One of the crucial pieces of information needed at this stage of development is the products’ estimated market potential. Without sufficient market potential there is little likelihood that the new product will succeed. “Sufficient” market potential is a relative concept—smaller banks may require less potential for a successful introduction than their larger counterparts. However, whatever the size of the bank, an estimate of market potential is extremely important at this point.
Market potential may be defined in either dollar amounts or units of products. Both can provide key information to the planner. Market potential is typically considered to be the total amount (in dollars or units) of product that could be sold in a given market for a given period of time if everyone who would buy one did indeed buy one. Put another way, market potential is the limit of market demand, considering that the marketing efforts of all banks in a geographic market for a specific period of time go to infinity.

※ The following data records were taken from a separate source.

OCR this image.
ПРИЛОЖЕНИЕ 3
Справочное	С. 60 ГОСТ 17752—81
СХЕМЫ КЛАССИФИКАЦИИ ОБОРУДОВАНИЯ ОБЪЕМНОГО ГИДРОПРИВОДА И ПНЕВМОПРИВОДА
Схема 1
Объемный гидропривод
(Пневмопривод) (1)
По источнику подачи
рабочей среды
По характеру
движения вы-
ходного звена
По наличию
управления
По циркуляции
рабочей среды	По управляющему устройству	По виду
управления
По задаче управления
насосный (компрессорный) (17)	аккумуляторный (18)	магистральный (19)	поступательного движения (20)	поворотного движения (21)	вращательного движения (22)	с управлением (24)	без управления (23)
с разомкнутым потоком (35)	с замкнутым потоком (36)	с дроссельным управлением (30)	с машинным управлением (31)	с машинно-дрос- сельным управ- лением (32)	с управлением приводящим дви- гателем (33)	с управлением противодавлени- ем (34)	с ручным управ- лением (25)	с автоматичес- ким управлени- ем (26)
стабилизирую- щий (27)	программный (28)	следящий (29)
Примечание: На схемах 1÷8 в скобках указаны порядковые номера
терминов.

Market potential estimates are closely related to the definition of a market. A market is composed of people with the ability to buy and the willingness to buy. This definition actually provides a systematic method for estimating market potential. First, estimate the number of individuals or households, or whatever demographic unit is appropriate. Then eliminate all those whose incomes would preclude them from buying and then all those who indicate no inclination to buy. The remaining figure will represent an estimated percentage of those people who have both the ability and the willingness to buy the concept—in short, the potential for that product market.

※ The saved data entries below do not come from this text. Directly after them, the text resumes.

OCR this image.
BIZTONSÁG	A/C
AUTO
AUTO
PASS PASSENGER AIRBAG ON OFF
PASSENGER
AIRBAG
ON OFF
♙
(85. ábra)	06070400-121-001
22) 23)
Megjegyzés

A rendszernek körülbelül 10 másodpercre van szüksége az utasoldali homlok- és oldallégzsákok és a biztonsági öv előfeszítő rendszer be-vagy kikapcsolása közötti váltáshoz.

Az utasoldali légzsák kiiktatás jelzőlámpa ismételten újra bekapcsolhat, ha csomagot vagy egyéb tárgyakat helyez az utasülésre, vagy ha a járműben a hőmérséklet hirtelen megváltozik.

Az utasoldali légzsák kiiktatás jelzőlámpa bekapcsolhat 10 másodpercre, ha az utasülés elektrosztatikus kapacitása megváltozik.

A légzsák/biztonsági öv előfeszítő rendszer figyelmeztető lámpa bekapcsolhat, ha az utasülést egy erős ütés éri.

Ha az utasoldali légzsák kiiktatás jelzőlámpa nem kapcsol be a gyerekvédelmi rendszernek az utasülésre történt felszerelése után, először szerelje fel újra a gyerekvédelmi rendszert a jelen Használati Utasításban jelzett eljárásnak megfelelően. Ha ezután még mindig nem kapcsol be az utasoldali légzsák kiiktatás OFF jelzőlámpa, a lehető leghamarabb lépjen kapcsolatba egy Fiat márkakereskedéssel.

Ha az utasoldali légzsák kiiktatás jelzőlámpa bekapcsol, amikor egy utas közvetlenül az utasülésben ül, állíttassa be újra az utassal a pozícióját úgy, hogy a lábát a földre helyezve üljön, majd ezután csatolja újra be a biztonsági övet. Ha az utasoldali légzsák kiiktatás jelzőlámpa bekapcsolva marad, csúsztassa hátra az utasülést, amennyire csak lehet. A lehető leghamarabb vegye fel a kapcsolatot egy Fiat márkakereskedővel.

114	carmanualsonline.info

Another way of calculating market potential for a new product is to consider market potential to be a range of possible estimates. These ranges can vary from a worse-case scenario to a best-case scenario and include a most likely estimate. The value of treating marketing potential as a range instead of an exact figure is that it allows the planner to consider several different possible situations.
Market potential estimates can be calculated by taking the percentage of positive responses to a question such as:
Do you intend to buy the new asset management account within the next six months?

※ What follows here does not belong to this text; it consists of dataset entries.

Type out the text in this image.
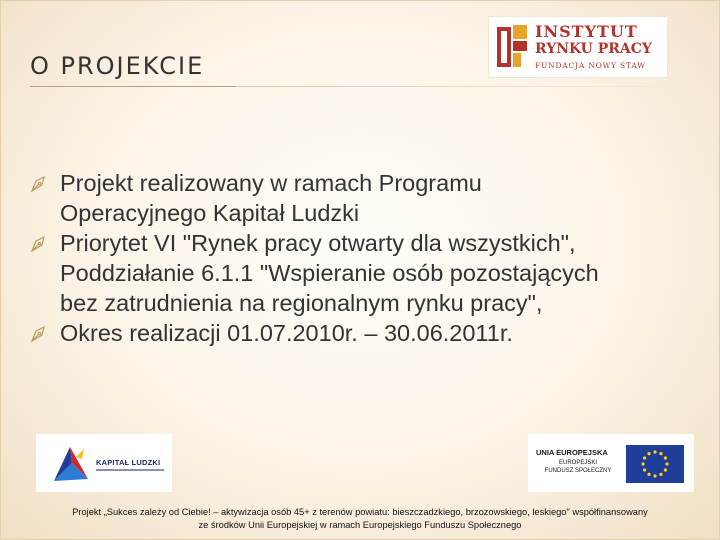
O PROJEKCIE
INSTYTUT
RYNKU PRACY
FUNDACJA NOWY STAW
Projekt realizowany w ramach Programu
Operacyjnego Kapitał Ludzki
Priorytet VI "Rynek pracy otwarty dla wszystkich",
Poddziałanie 6.1.1 "Wspieranie osób pozostających
bez zatrudnienia na regionalnym rynku pracy",
Okres realizacji 01.07.2010r. – 30.06.2011r.
KAPITAŁ LUDZKI
UNIA EUROPEJSKA
EUROPEJSKI
FUNDUSZ SPOŁECZNY
Projekt „Sukces zależy od Ciebie! – aktywizacja osób 45+ z terenów powiatu: bieszczadzkiego, brzozowskiego, leskiego" współfinansowany
ze środków Unii Europejskiej w ramach Europejskiego Funduszu Społecznego
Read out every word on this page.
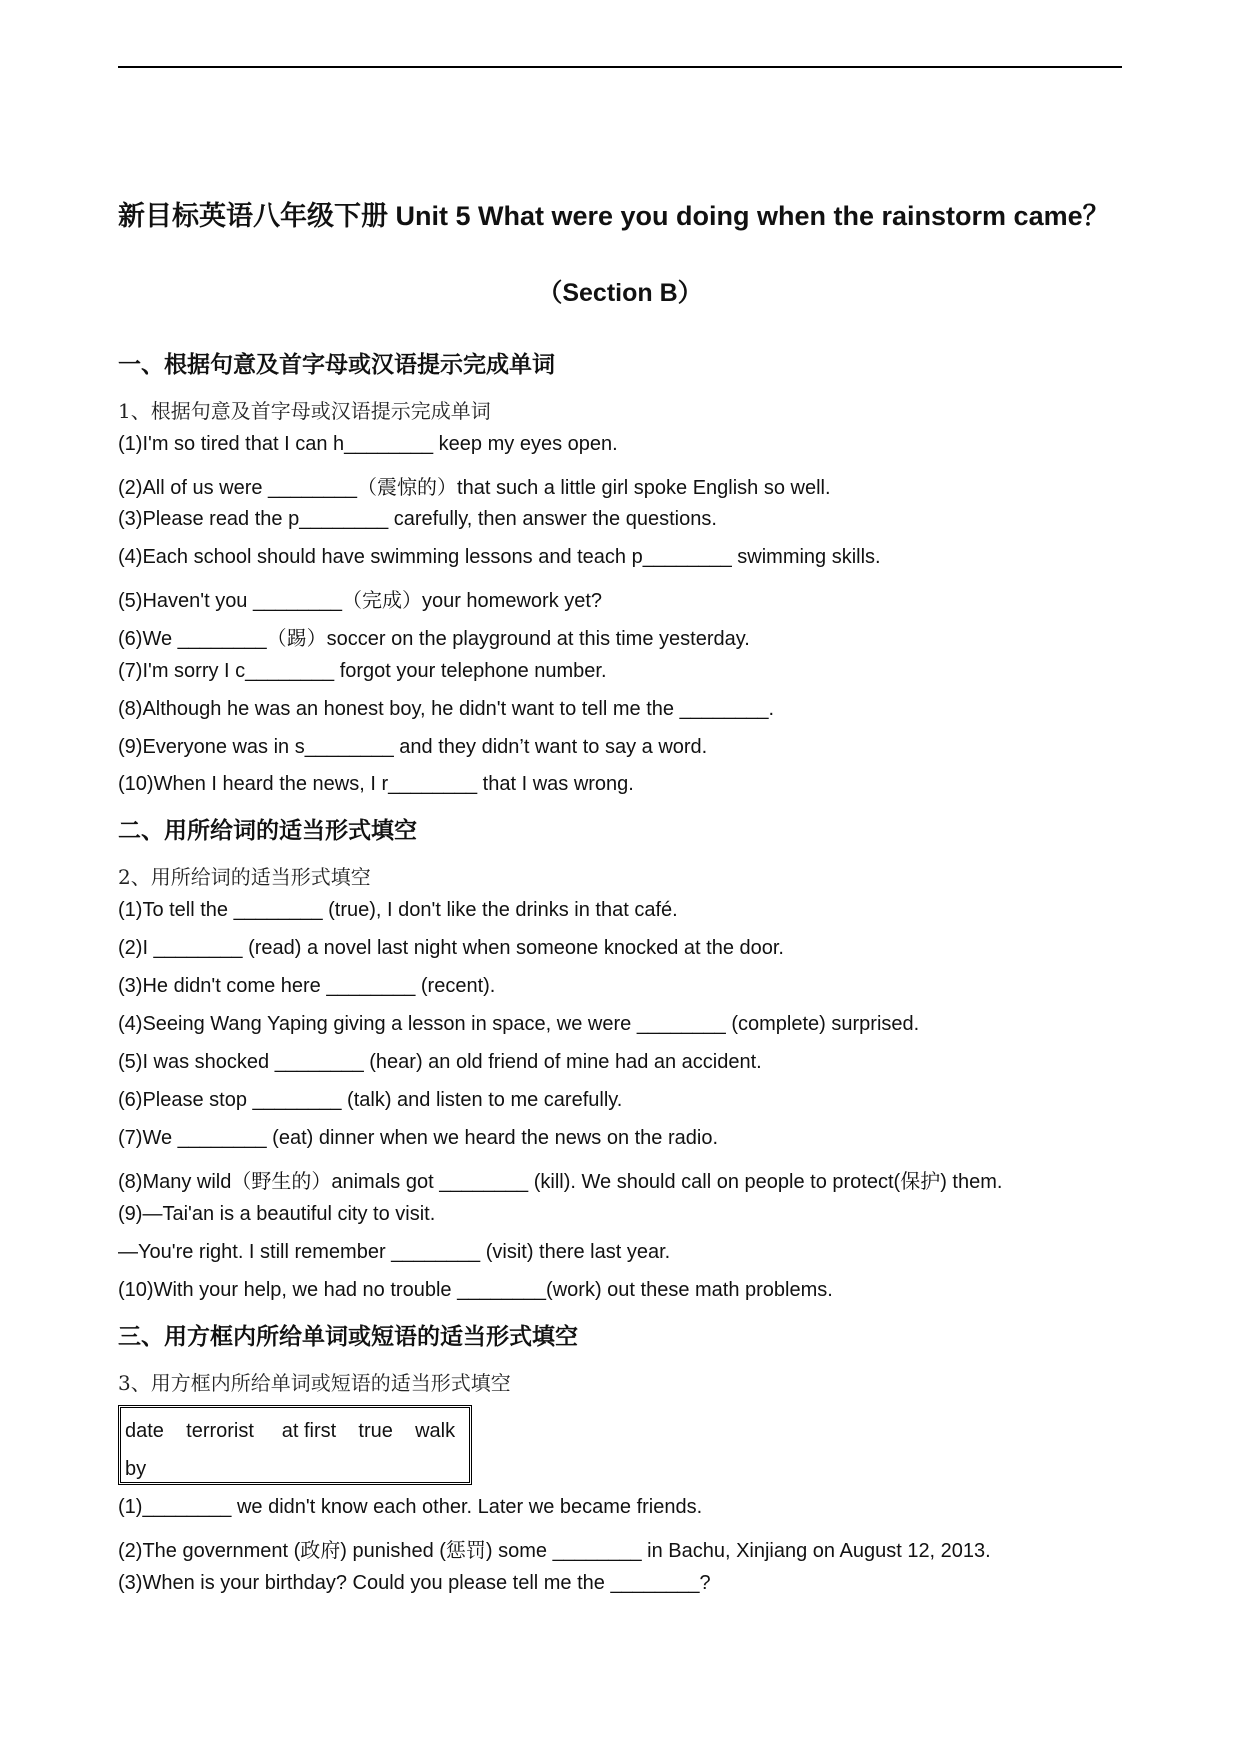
新目标英语八年级下册 Unit 5 What were you doing when the rainstorm came？
（Section B）
一、根据句意及首字母或汉语提示完成单词
1、根据句意及首字母或汉语提示完成单词
(1)I'm so tired that I can h________ keep my eyes open.
(2)All of us were ________（震惊的）that such a little girl spoke English so well.
(3)Please read the p________ carefully, then answer the questions.
(4)Each school should have swimming lessons and teach p________ swimming skills.
(5)Haven't you ________（完成）your homework yet?
(6)We ________（踢）soccer on the playground at this time yesterday.
(7)I'm sorry I c________ forgot your telephone number.
(8)Although he was an honest boy, he didn't want to tell me the ________.
(9)Everyone was in s________ and they didn’t want to say a word.
(10)When I heard the news, I r________ that I was wrong.
二、用所给词的适当形式填空
2、用所给词的适当形式填空
(1)To tell the ________ (true), I don't like the drinks in that café.
(2)I ________ (read) a novel last night when someone knocked at the door.
(3)He didn't come here ________ (recent).
(4)Seeing Wang Yaping giving a lesson in space, we were ________ (complete) surprised.
(5)I was shocked ________ (hear) an old friend of mine had an accident.
(6)Please stop ________ (talk) and listen to me carefully.
(7)We ________ (eat) dinner when we heard the news on the radio.
(8)Many wild（野生的）animals got ________ (kill). We should call on people to protect(保护) them.
(9)—Tai'an is a beautiful city to visit.
—You're right. I still remember ________ (visit) there last year.
(10)With your help, we had no trouble ________(work) out these math problems.
三、用方框内所给单词或短语的适当形式填空
3、用方框内所给单词或短语的适当形式填空
date    terrorist     at first    true    walk
by
(1)________ we didn't know each other. Later we became friends.
(2)The government (政府) punished (惩罚) some ________ in Bachu, Xinjiang on August 12, 2013.
(3)When is your birthday? Could you please tell me the ________?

Yes ____________ No ____________ Don’t Know ____________
This percentage is then multiplied by the number of households that comprise the targeted market (s) for the proposed new product in the given market area. This figure tells us the total number of households intending to purchase the new asset management account within the next six months. This is our most likely estimate. By placing confidence limits around this estimate, best-case and worse-case scenarios are identified and a range of potential can be extrapolated.